Through these melodically rendered conversations with loved ones and strangers, Stein weaves one continuing conversation with herself. She presents a sometimes sweet, sometimes funny, and always powerfully empathetic account, asking what makes a life meaningful and where we find joy, amid other questions—most of which have no solid answers, much like real life.

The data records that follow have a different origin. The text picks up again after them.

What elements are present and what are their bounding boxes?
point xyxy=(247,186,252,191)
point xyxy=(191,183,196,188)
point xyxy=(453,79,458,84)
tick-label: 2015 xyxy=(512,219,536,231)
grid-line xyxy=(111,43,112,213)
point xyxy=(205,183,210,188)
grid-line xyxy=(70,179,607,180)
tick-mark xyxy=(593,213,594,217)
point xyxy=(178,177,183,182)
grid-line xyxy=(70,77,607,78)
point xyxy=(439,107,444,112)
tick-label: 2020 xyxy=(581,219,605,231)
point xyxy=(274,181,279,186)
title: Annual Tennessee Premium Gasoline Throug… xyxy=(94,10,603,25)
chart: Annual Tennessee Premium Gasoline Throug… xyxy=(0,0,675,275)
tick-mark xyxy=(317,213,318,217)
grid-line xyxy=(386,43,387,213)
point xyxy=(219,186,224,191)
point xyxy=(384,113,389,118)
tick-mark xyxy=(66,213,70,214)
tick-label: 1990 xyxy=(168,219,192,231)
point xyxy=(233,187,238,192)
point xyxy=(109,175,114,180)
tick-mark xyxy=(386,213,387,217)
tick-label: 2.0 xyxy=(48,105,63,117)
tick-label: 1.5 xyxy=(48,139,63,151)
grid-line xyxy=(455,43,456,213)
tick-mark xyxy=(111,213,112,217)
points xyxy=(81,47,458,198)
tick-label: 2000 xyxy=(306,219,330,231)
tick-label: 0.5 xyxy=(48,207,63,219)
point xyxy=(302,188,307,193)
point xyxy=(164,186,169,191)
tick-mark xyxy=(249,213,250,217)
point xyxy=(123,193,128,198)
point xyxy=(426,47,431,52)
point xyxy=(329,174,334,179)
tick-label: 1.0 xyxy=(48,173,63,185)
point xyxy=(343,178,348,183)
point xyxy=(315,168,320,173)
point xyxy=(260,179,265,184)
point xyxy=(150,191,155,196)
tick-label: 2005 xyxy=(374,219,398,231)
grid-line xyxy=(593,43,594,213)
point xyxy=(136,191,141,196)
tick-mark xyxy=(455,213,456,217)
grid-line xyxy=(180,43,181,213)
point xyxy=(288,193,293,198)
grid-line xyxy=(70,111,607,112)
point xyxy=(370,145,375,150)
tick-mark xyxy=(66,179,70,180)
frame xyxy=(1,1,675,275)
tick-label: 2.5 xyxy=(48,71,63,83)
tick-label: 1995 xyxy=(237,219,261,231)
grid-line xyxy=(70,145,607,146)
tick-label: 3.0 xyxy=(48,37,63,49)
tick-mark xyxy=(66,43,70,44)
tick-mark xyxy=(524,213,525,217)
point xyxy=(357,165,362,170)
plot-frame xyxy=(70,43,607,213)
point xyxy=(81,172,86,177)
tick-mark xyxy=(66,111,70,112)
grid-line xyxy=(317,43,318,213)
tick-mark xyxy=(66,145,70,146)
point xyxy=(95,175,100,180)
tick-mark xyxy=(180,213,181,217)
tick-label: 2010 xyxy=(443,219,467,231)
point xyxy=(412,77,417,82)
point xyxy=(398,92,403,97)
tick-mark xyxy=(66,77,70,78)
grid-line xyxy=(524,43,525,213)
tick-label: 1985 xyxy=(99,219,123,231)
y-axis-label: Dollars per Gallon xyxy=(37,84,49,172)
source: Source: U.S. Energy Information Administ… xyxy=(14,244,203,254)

Instead of focusing on trauma, I Know You Rider is a story about unpredictability, change, and adaptability, adding a much-needed new perspective to a topic often avoided or discussed through a black-and-white lens. People are ever changing, contradicting themselves, and having to deal with unforeseen circumstances: Stein holds this human condition with grace and humor, as she embraces the cosmic choreography and keeps walking, open to what life blows her way.
PUBLISHERS WEEKLY
This brilliantly painted memoir by Stein (Present) explores her experience of abortion with clarity and tenderness. Beginning in the clinic prior to the procedure, Stein jumps back and forth in time to chronicle the liaison that resulted in the pregnancy, holidays with her mother who longs for grandchildren, and moments from her bartending gig (such as a wry moment where she dreams up a "Yelp for babies" to critique the stroller-moms she ushers out the door). Stein's graceful watercolors and whimsical lettering are used to tremendous effect: the cerulean tears she spills after the procedure and the jarringly jaunty conversation that overrides her inner monologue are all the more powerful for their literal brightness. Stein refuses to sand down the difficult edges and lets the choices she makes her abortion, her habit of cemetery sightseeing stand for themselves. She just keeps on tending bar and to the moods of her customers in the midst of private trauma, doesn't own a sofa, and finds solace in imagining the stages of the pregnancy she decided not to carry forward. In baring the details of her life without apology, Stein's multifaceted portrait of a life in progress gives due nuance to a complicated topic.